Il ne voit que des fleurs et des voiles pudiques,
Des emblèmes touchants des vertus domestiques,
Des couronnes d’hymen, l’aiguille, les fuseaux,
Que les femmes d’Hellé portaient jusqu’aux tombeaux ;
Des vierges qui, vidant des corbeilles d’acanthe,
Effeuillaient sous leurs doigts les lis de l’Érymanthe ;
Des enfants éplorés, en habits d’orphelin,
Tenant les coins flottants de longs linceuls de lin ;
Et plus loin, des guerriers qui, la tête inclinée,
Plaignant avant le temps la beauté moissonnée,
Pressaient en frémissant leur glaive dans leur main,
Et, poussant des sanglots qu’ils retiennent en vain,
À l’horreur de ce deuil semblaient livrer leurs âmes,
Et pleuraient sans rougir… comme on pleure des femmes.

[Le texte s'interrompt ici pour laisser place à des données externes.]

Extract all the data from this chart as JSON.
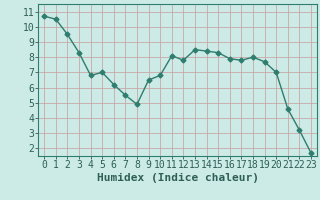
{
  "x": [
    0,
    1,
    2,
    3,
    4,
    5,
    6,
    7,
    8,
    9,
    10,
    11,
    12,
    13,
    14,
    15,
    16,
    17,
    18,
    19,
    20,
    21,
    22,
    23
  ],
  "y": [
    10.7,
    10.5,
    9.5,
    8.3,
    6.8,
    7.0,
    6.2,
    5.5,
    4.9,
    6.5,
    6.8,
    8.1,
    7.8,
    8.5,
    8.4,
    8.3,
    7.9,
    7.8,
    8.0,
    7.7,
    7.0,
    4.6,
    3.2,
    1.7
  ],
  "line_color": "#2e7d6e",
  "marker": "D",
  "bg_color": "#cceae6",
  "grid_color": "#b8d8d4",
  "axis_color": "#2e7d6e",
  "xlabel": "Humidex (Indice chaleur)",
  "xlim": [
    -0.5,
    23.5
  ],
  "ylim": [
    1.5,
    11.5
  ],
  "yticks": [
    2,
    3,
    4,
    5,
    6,
    7,
    8,
    9,
    10,
    11
  ],
  "xticks": [
    0,
    1,
    2,
    3,
    4,
    5,
    6,
    7,
    8,
    9,
    10,
    11,
    12,
    13,
    14,
    15,
    16,
    17,
    18,
    19,
    20,
    21,
    22,
    23
  ],
  "font_color": "#2e5f57",
  "font_size": 7,
  "label_font_size": 8
}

À cet étrange aspect, saisi d’étonnement,
Harold n’ose troubler leur saint recueillement :
Mais, au moment fatal du divin sacrifice,
Quand le prêtre, en ses mains élevant le calice,
Boit le sang adoré du Martyr immortel,
Une vierge s’élance aux marches de l’autel,
Et, victime échappée au sort qu’elle raconte,
Le front ceint de lauriers, mais rougissant de honte,
Ses longs cheveux épars, emblème de son deuil,
Chante l’hymne de mort à ses sœurs du cercueil.